Multi-Component Fermi Gases in a Honeycomb Lattice

  • O'Hara, Kenneth (PI)

Project: Research project

Project Details


This research program will use ultracold atoms to emulate, with precise experimental control, the behavior of electrons in graphene, a technologically interesting allotrope of carbon, and that of fundamental particles (e.g. quarks or leptons) governed by the laws of special relativity and quantum mechanics. In doing so, this program can elucidate open questions regarding the equilibrium and dynamical behaviors of such systems when comprised of many particles that strongly interact. To achieve this, ultracold lithium-6 atoms will be confined in an optical lattice potential formed from interfering laser fields which produce a honeycomb intensity pattern through which the atoms move. This lattice potential mimics that experienced by electrons in graphene which move through a honeycomb lattice of carbon ions. At a particular filling fraction of the lattice sites, the low-energy excitations of the system are governed by the laws of relativistic quantum mechanics but with an effective speed of light that is orders of magnitude smaller, making the direct observation of relativistic quantum dynamics experimentally feasible. Phenomena to be studied include Klein tunneling, Veselago lensing, chiral symmetry breaking, and the effect of interactions and disorder on particle mobility. These phenomena are relevant both for understanding electron transport in graphene and elucidating fundamental predictions of relativistic quantum mechanics.

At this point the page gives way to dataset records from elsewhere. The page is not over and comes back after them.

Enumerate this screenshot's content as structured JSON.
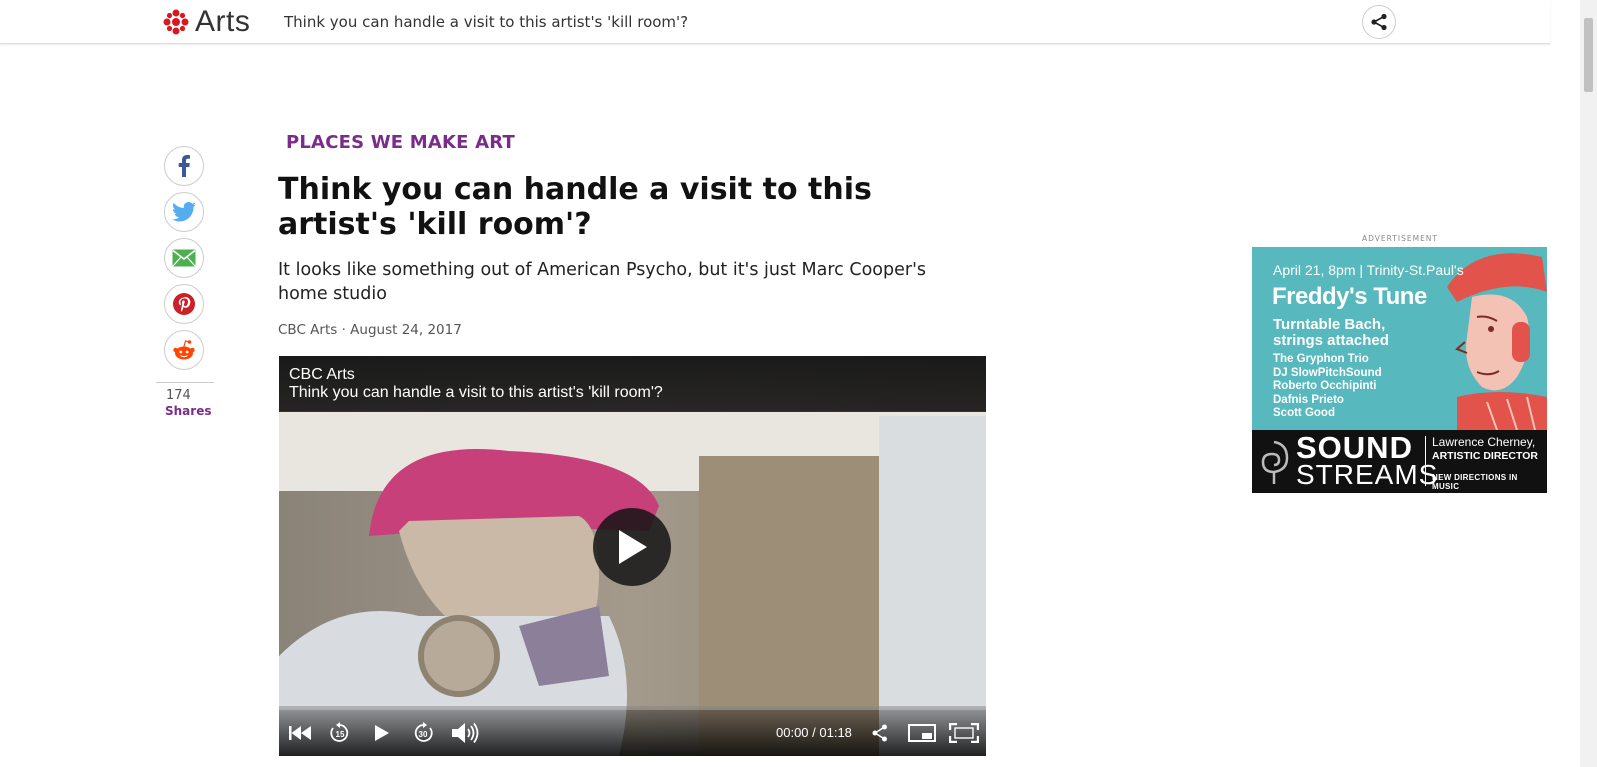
{
  "header": {
    "brand": "Arts",
    "title": "Think you can handle a visit to this artist's 'kill room'?"
  },
  "social": {
    "share_count": "174",
    "share_label": "Shares"
  },
  "article": {
    "category": "PLACES WE MAKE ART",
    "headline": "Think you can handle a visit to this artist's 'kill room'?",
    "deck": "It looks like something out of American Psycho, but it's just Marc Cooper's home studio",
    "byline": "CBC Arts · August 24, 2017"
  },
  "video": {
    "source": "CBC Arts",
    "title": "Think you can handle a visit to this artist's 'kill room'?",
    "time": "00:00 / 01:18",
    "progress": 0
  },
  "ad": {
    "label": "ADVERTISEMENT",
    "date": "April 21, 8pm  |  Trinity-St.Paul's",
    "title": "Freddy's Tune",
    "subtitle": "Turntable Bach, strings attached",
    "performers": [
      "The Gryphon Trio",
      "DJ SlowPitchSound",
      "Roberto Occhipinti",
      "Dafnis Prieto",
      "Scott Good"
    ],
    "brand_line1": "SOUND",
    "brand_line2": "STREAMS",
    "director_name": "Lawrence Cherney,",
    "director_role": "ARTISTIC DIRECTOR",
    "tagline": "NEW DIRECTIONS IN MUSIC"
  },
  "colors": {
    "accent": "#7b2c8a",
    "cbc_red": "#d71920",
    "ad_teal": "#57b8bd"
  }
}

The investigations of transport (including the role that interactions and disorder play) and mechanisms for opening a bandgap in a two-dimensional honeycomb lattice can potentially aid the development of nanoelectronic devices based on graphene such as ultra-high speed transistors and novel electron optics devices. The opening of a bandgap due to interactions will also provide insight into chiral symmetry breaking and mass generation in quantum chromo-dynamics. In carrying out this research, undergraduate students, graduate students, and postdoctoral researcher associates will be trained in the use of modern technology, analytical thinking, scientific writing and giving clear oral presentations. This research program will continue to recruit students from demographic groups underrepresented in the sciences.